De ce livre de Donika Kelly, Nikky Finney dit dans son introduction que les poèmes de ce recueil sont « faits de briques rouges et de coquillages, des poèmes si vieux qu’on peut encore sentir le sel en eux – d’avant – quand la ville dans laquelle le poète retourne n’était pas du tout une ville ».
L’auteure wokiste, poète et professeure propose son Bestiaire en reprenant la tradition première et médiévale du genre. Son livre se décompose en une succession de poèmes d’amour attribués à la chimère, au pégase, au centaure, au satyre, à la sirène, au griffon. Ils répondent à une série d’autoportraits douloureux, et à la recherche d’un lieu pour se réfugier loin des traumas de l’enfance et les agressions sexuelles que l’Américaine a connus.
Elle mêle ainsi la chimère au biographique mais son écriture ne se dérobe jamais face au viol commis par son père et qui fait d’elle une chose qui “rompt avant qu’elle ne ploie”.
Dans ces poèmes, paysages et histoire se mixent afin d’exprimer un sentiment urgent d’immédiateté. Il s’agit surtout, comme elle l’écrit, de répondre à l’ordre qu’elle affiche : “Refusez les anciens moyens de mesure. / Appuyez-vous plutôt sur le désert palpitant du soi.“
D’un poème à l’autre, Donika Kelly nous guide autant vers l’ouvert que le secret — les changeant continuellement de formes. D’où la présence d’un mystère. Chacun comprend que quelque chose s’est fracturé chez l’auteure. Les nombreux animaux en portent la trace.

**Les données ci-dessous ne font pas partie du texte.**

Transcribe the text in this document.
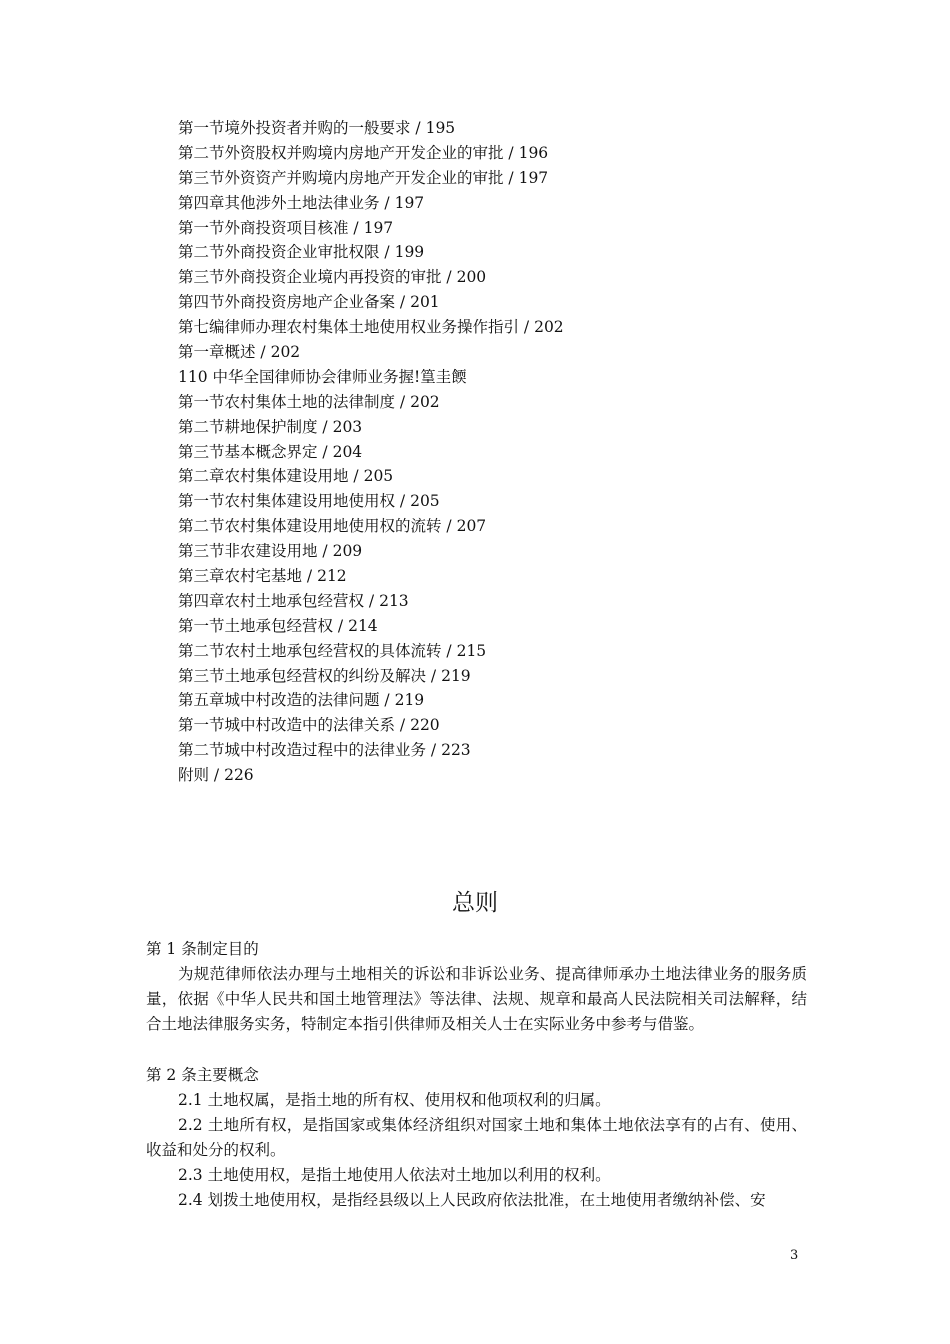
第一节境外投资者并购的一般要求 / 195
第二节外资股权并购境内房地产开发企业的审批 / 196
第三节外资资产并购境内房地产开发企业的审批 / 197
第四章其他涉外土地法律业务 / 197
第一节外商投资项目核准 / 197
第二节外商投资企业审批权限 / 199
第三节外商投资企业境内再投资的审批 / 200
第四节外商投资房地产企业备案 / 201
第七编律师办理农村集体土地使用权业务操作指引 / 202
第一章概述 / 202
110 中华全国律师协会律师业务握!篁圭餪
第一节农村集体土地的法律制度 / 202
第二节耕地保护制度 / 203
第三节基本概念界定 / 204
第二章农村集体建设用地 / 205
第一节农村集体建设用地使用权 / 205
第二节农村集体建设用地使用权的流转 / 207
第三节非农建设用地 / 209
第三章农村宅基地 / 212
第四章农村土地承包经营权 / 213
第一节土地承包经营权 / 214
第二节农村土地承包经营权的具体流转 / 215
第三节土地承包经营权的纠纷及解决 / 219
第五章城中村改造的法律问题 / 219
第一节城中村改造中的法律关系 / 220
第二节城中村改造过程中的法律业务 / 223
附则 / 226
总则
第 1 条制定目的

为规范律师依法办理与土地相关的诉讼和非诉讼业务、提高律师承办土地法律业务的服务质量，依据《中华人民共和国土地管理法》等法律、法规、规章和最高人民法院相关司法解释，结合土地法律服务实务，特制定本指引供律师及相关人士在实际业务中参考与借鉴。

第 2 条主要概念

2.1 土地权属，是指土地的所有权、使用权和他项权利的归属。

2.2 土地所有权，是指国家或集体经济组织对国家土地和集体土地依法享有的占有、使用、收益和处分的权利。

2.3 土地使用权，是指土地使用人依法对土地加以利用的权利。

2.4 划拨土地使用权，是指经县级以上人民政府依法批准，在土地使用者缴纳补偿、安

3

“Vous pensez à être petit, / un enfant. Non. Plus petit, / un oiseau. Plus petit encore, /un petit oiseau.”, mais de la vie, il en va autrement. Et toute une Amérique est là, l’intérieur de la créatrice, de ses poèmes et de ses morceaux d’existence. Chacun d’eux contient des multitudes.
Entre autres celui de l’abus d’une innocence à Los Angeles. Mais la menace est là : “Parfois, mon père danse avec moi. / Je fais attention à ne pas toucher. Il prend soin / de sourire de tout son visage.” Le danger se rapproche. Et la vie ouverte soudain se referme. La viol est là. Le père agresseur et souriant a commis l’irréparable. L’envahisseur s’installe dans son corps et le fait sien et ce, jusqu’à créer un hybride plus monstrueux que les autres en ce livre.
La narratrice est une seule et même personne que son bourreau, façonnée par lui et enveloppée dans sa propre chair. Il est devenu son cœur, et elle ne peut pas exister sans lui, au sein d’une dévorance subie et qu’elle doit assumer.
Même si, finalement, le défilé de bêtes est à suivre, et elles fournissent un moyen de donner un sens à l’arc du recueil afin qu’un possible voit enfin le jour.
jean-paul gavard-perret
Donika Kelly, Bestiaire, traduit de l’anglais (États-Unis) par Raluca Maria Hanea & François Heusbourg, introduction de Nikky Finney, 2023, 96 p. — 18,00 €.